Zur Begründung verwies er auf eine dem Bescheid beigefügte Anlage. In dieser Anlage befand sich ein Auszug aus dem unter der Webseite www.boris.nrw.de aufzufindenden Immobilienpreiskalkulator.

Gegen diesen Bescheid legten die Antragsteller Einspruch ein, über den der Antragsgegner noch nicht entschieden hat. Sie beantragten ferner die Aussetzung der Vollziehung, die der Antragsgegner ablehnte. Die Antragsteller haben bei Gericht die Aussetzung der Vollziehung beantragt

Zur Begründung machten sie geltend, dass das Haus – wie in der eingereichten Bedarfswerterklärung – im Sachwertverfahren zu bewerten sei. Die Bewertung mithilfe des Immobilienpreiskalkulators sei nicht zulässig. Dieser Wert werde ausdrücklich als Schätzwert ausgewiesen. Auch der Marktbericht des Gutachterausschusses der Stadt G. erwähne diesen Immobilienpreiskalkulator nicht. Vielmehr verweise er auf Umrechnungskoeffizienten zum Vergleichswertfaktor.

Prüfberechnung des Werts

Des Weiteren habe der Antragsgegner zu Unrecht den Grundstücksmarkt für das Jahr 2022 herangezogen. Der Antragsgegner beantragt, den Antrag abzulehnen. Er hat im Rahmen des Antragsverfahrens eine Prüfberechnung im Sachwertverfahren vorgelegt. Daraus ergibt sich ein Sachwert, der von einem vorläufigen Sachwert in Höhe von X EUR ausgeht, wendet aber eine Wertzahl laut Gutachterausschuss von 1,14 EUR aus dem Grundstücksmarktbericht für 2022 an.

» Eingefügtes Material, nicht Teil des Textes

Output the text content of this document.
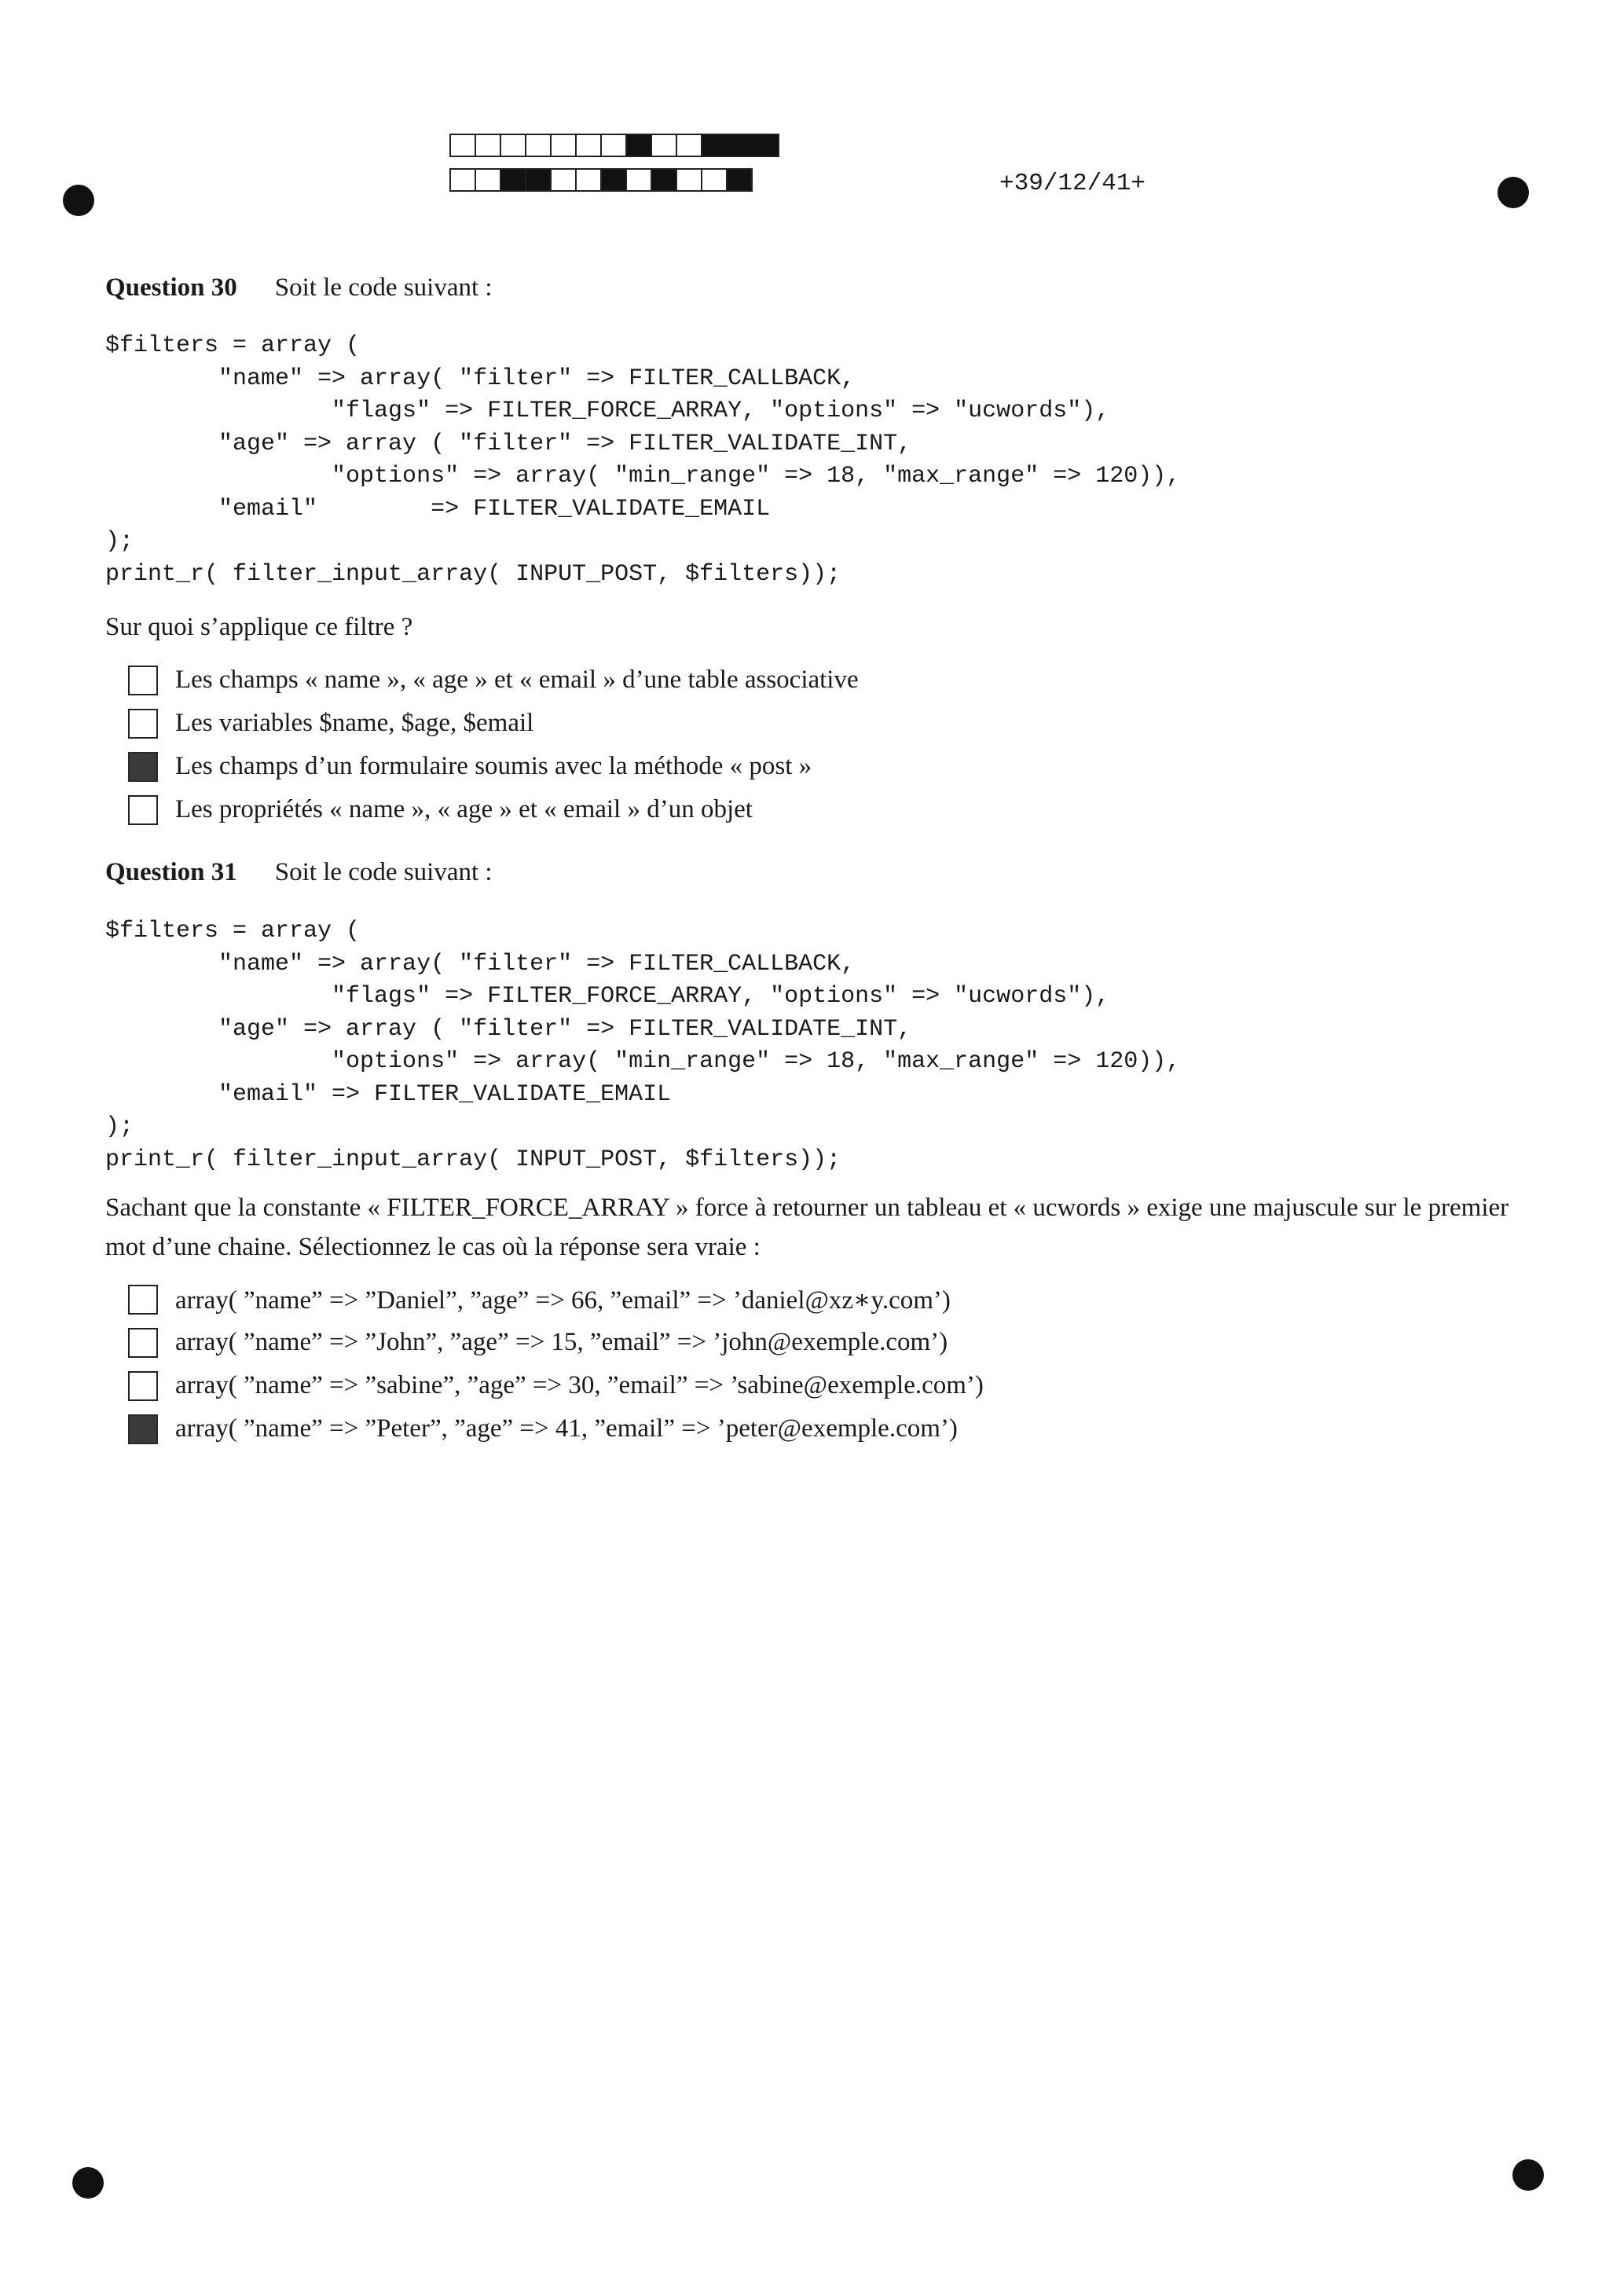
+39/12/41+
Question 30 Soit le code suivant :
$filters = array (
"name" => array( "filter" => FILTER_CALLBACK,
"flags" => FILTER_FORCE_ARRAY, "options" => "ucwords"),
"age" => array ( "filter" => FILTER_VALIDATE_INT,
"options" => array( "min_range" => 18, "max_range" => 120)),
"email"        => FILTER_VALIDATE_EMAIL
);
print_r( filter_input_array( INPUT_POST, $filters));

Sur quoi s’applique ce filtre ?

Les champs « name », « age » et « email » d’une table associative
Les variables $name, $age, $email
Les champs d’un formulaire soumis avec la méthode « post »
Les propriétés « name », « age » et « email » d’un objet
Question 31 Soit le code suivant :
$filters = array (
"name" => array( "filter" => FILTER_CALLBACK,
"flags" => FILTER_FORCE_ARRAY, "options" => "ucwords"),
"age" => array ( "filter" => FILTER_VALIDATE_INT,
"options" => array( "min_range" => 18, "max_range" => 120)),
"email" => FILTER_VALIDATE_EMAIL
);
print_r( filter_input_array( INPUT_POST, $filters));

Sachant que la constante « FILTER_FORCE_ARRAY » force à retourner un tableau et « ucwords » exige une majuscule sur le premier mot d’une chaine. Sélectionnez le cas où la réponse sera vraie :

array( ”name” => ”Daniel”, ”age” => 66, ”email” => ’daniel@xz∗y.com’)
array( ”name” => ”John”, ”age” => 15, ”email” => ’john@exemple.com’)
array( ”name” => ”sabine”, ”age” => 30, ”email” => ’sabine@exemple.com’)
array( ”name” => ”Peter”, ”age” => 41, ”email” => ’peter@exemple.com’)
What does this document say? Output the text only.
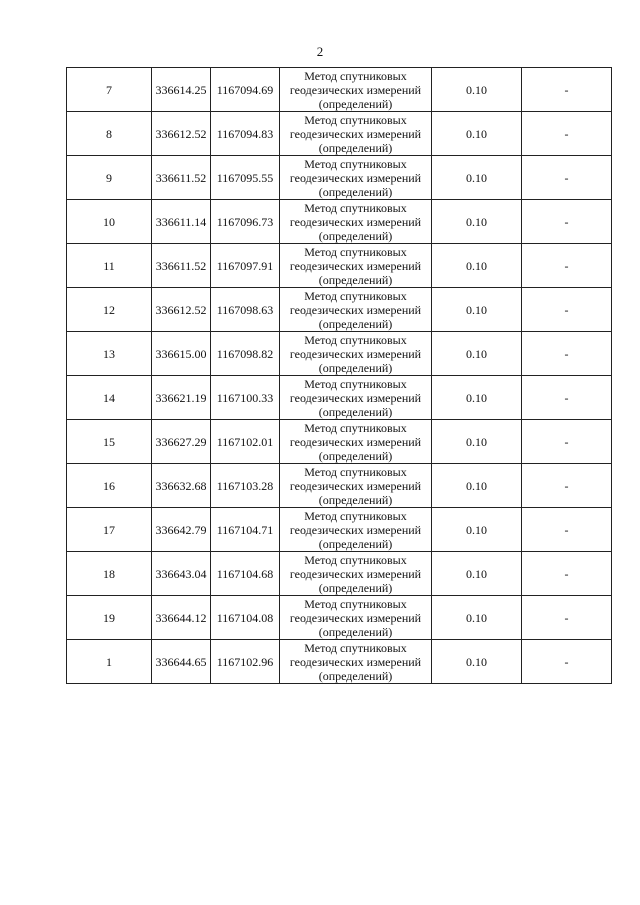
2
7	336614.25	1167094.69	Метод спутниковых
геодезических измерений
(определений)	0.10	-
8	336612.52	1167094.83	Метод спутниковых
геодезических измерений
(определений)	0.10	-
9	336611.52	1167095.55	Метод спутниковых
геодезических измерений
(определений)	0.10	-
10	336611.14	1167096.73	Метод спутниковых
геодезических измерений
(определений)	0.10	-
11	336611.52	1167097.91	Метод спутниковых
геодезических измерений
(определений)	0.10	-
12	336612.52	1167098.63	Метод спутниковых
геодезических измерений
(определений)	0.10	-
13	336615.00	1167098.82	Метод спутниковых
геодезических измерений
(определений)	0.10	-
14	336621.19	1167100.33	Метод спутниковых
геодезических измерений
(определений)	0.10	-
15	336627.29	1167102.01	Метод спутниковых
геодезических измерений
(определений)	0.10	-
16	336632.68	1167103.28	Метод спутниковых
геодезических измерений
(определений)	0.10	-
17	336642.79	1167104.71	Метод спутниковых
геодезических измерений
(определений)	0.10	-
18	336643.04	1167104.68	Метод спутниковых
геодезических измерений
(определений)	0.10	-
19	336644.12	1167104.08	Метод спутниковых
геодезических измерений
(определений)	0.10	-
1	336644.65	1167102.96	Метод спутниковых
геодезических измерений
(определений)	0.10	-
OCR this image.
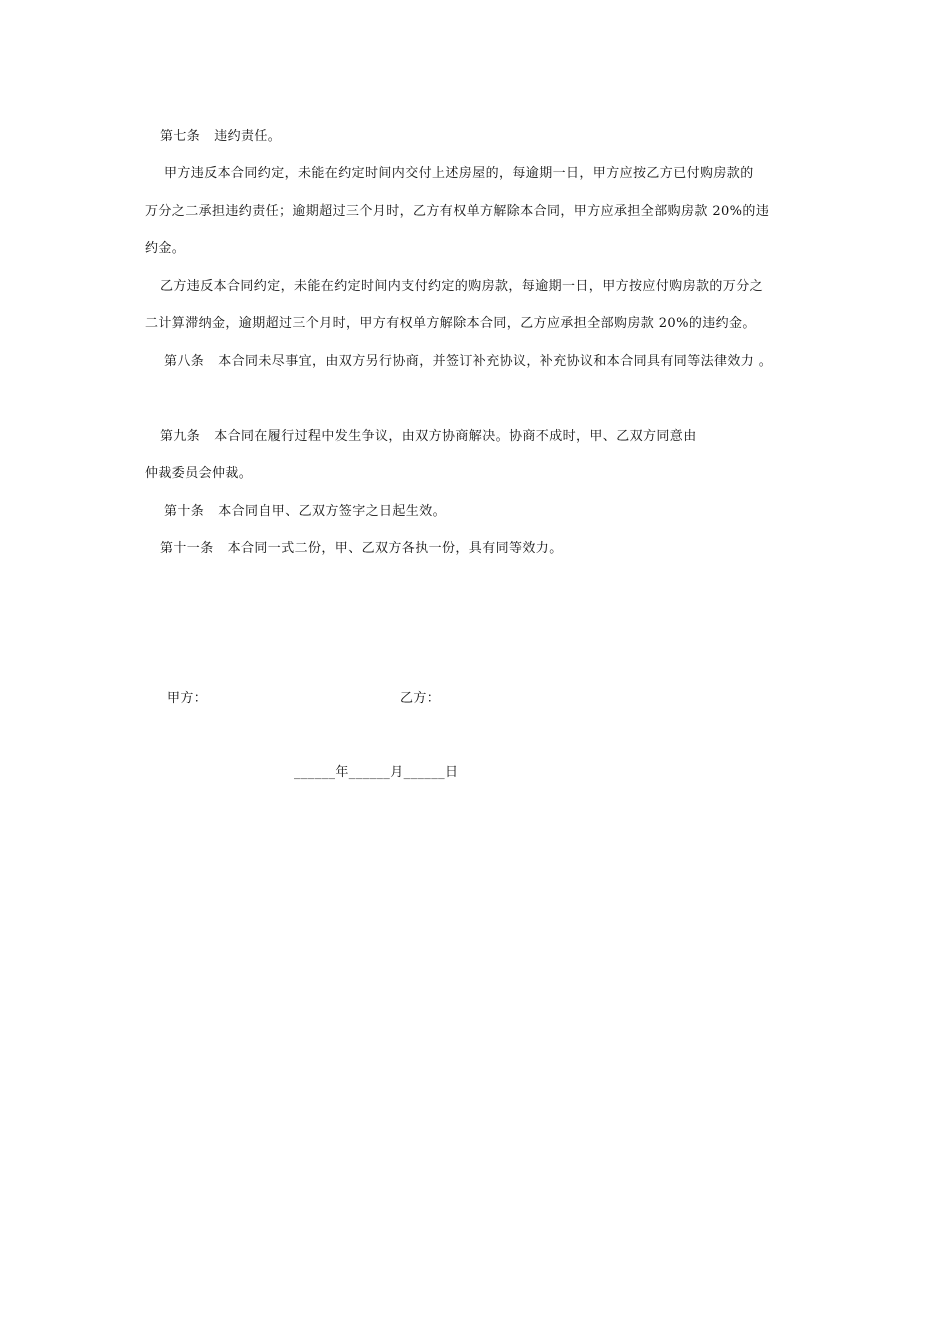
第七条 违约责任。
甲方违反本合同约定，未能在约定时间内交付上述房屋的，每逾期一日，甲方应按乙方已付购房款的
万分之二承担违约责任；逾期超过三个月时，乙方有权单方解除本合同，甲方应承担全部购房款 20%的违
约金。
乙方违反本合同约定，未能在约定时间内支付约定的购房款，每逾期一日，甲方按应付购房款的万分之
二计算滞纳金，逾期超过三个月时，甲方有权单方解除本合同，乙方应承担全部购房款 20%的违约金。
第八条 本合同未尽事宜，由双方另行协商，并签订补充协议，补充协议和本合同具有同等法律效力 。
第九条 本合同在履行过程中发生争议，由双方协商解决。协商不成时，甲、乙双方同意由
仲裁委员会仲裁。
第十条 本合同自甲、乙双方签字之日起生效。
第十一条 本合同一式二份，甲、乙双方各执一份，具有同等效力。
甲方：	乙方：
______年______月______日
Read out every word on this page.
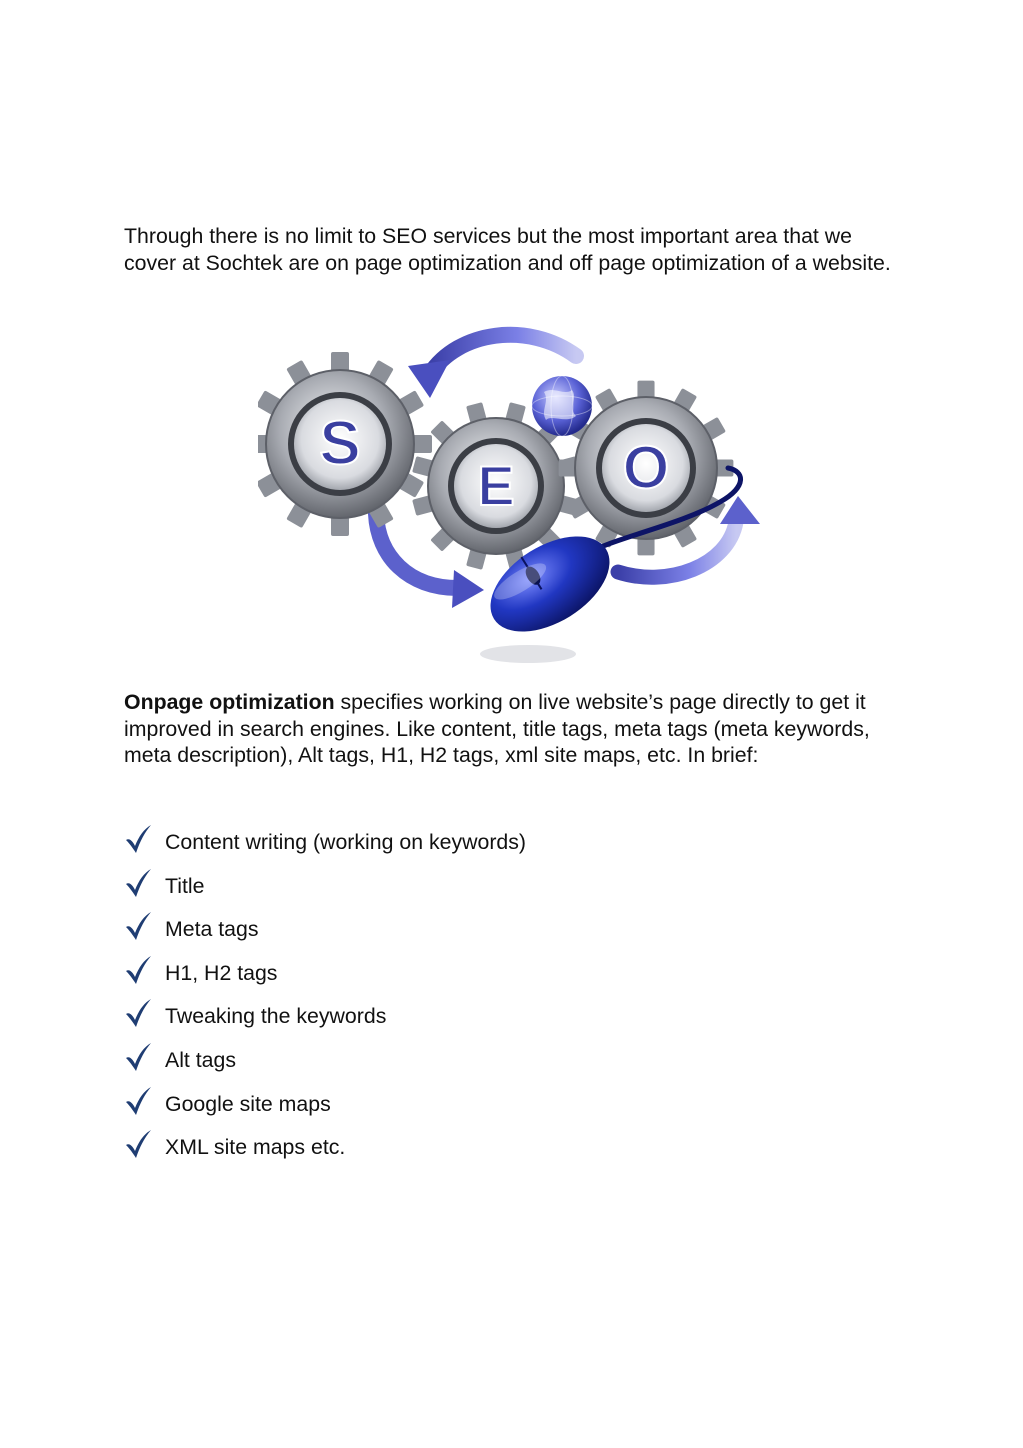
Through there is no limit to SEO services but the most important area that we cover at Sochtek are on page optimization and off page optimization of a website.

S
E O

Onpage optimization specifies working on live website’s page directly to get it improved in search engines. Like content, title tags, meta tags (meta keywords, meta description), Alt tags, H1, H2 tags, xml site maps, etc. In brief:

Content writing (working on keywords)
Title
Meta tags
H1, H2 tags
Tweaking the keywords
Alt tags
Google site maps
XML site maps etc.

Keine Bewertung im Sachwertverfahren

Die von den Antragstellern angestrebte Bewertung im Sachwertverfahren kommt nach dem Beschluss des FG Düsseldorf nicht in Betracht. Nach § 182 Abs. 2 Nr. 3 BewG seien Ein- und Zweifamilienhäuser grundsätzlich im Vergleichswertverfahren zu bewerten. Im Sachwertverfahren seien Grundstücke im Sinne von § 182 Abs. 2 Nr. 3 BewG zu bewerten, wenn kein Vergleichswert vorliegt (§ 182 Abs. 4 Nr. 1 BewG). Danach sei die Bewertung im Sachwertverfahren bereits ausgeschlossen, da ein Vergleichswert vorliegt.

Vergleichswert ist nicht zu beanstanden

Der im Vergleichsfaktorverfahren festgestellte Vergleichswert sei auch der Höhe nach nicht zu beanstanden.

Gemäß § 183 Abs. 1 Satz 1 BewG sind bei Anwendung des Vergleichswertverfahrens Kaufpreise von Grundstücken heranzuziehen, die hinsichtlich der ihren Wert beeinflussenden Merkmale mit dem zu bewertenden Grundstück hinreichend übereinstimmen (Vergleichsgrundstücke). Grundlage sind nach § 183 Abs. 1 Satz 2 BewG vorrangig die von den Gutachterausschüssen im Sinne der §§ 192 ff. BauGB mitgeteilten Vergleichspreise.

Anwendung des Vergleichspreisverfahrens

Das Gesetz beschreibt in § 183 Abs. 1 BewG das sog. Vergleichspreisverfahren. Anstelle von Preisen für Vergleichsgrundstücke können gemäß § 183 Abs. 2 Satz 1 BewG von den Gutachterausschüssen für geeignete Bezugseinheiten, insbesondere Flächeneinheiten des Gebäudes, ermittelte und mitgeteilte Vergleichsfaktoren herangezogen werden. § 183 Abs. 2 BewG enthält danach die Vorgaben für das sog. Vergleichsfaktorverfahren.

Das FG Düsseldorf hält das Vergleichspreisverfahren gemäß § 183 Abs. 1 BewG und das Vergleichsfaktorverfahren gemäß § 183 Abs. 2 BewG für gleichrangig nebeneinanderstehende Verfahren.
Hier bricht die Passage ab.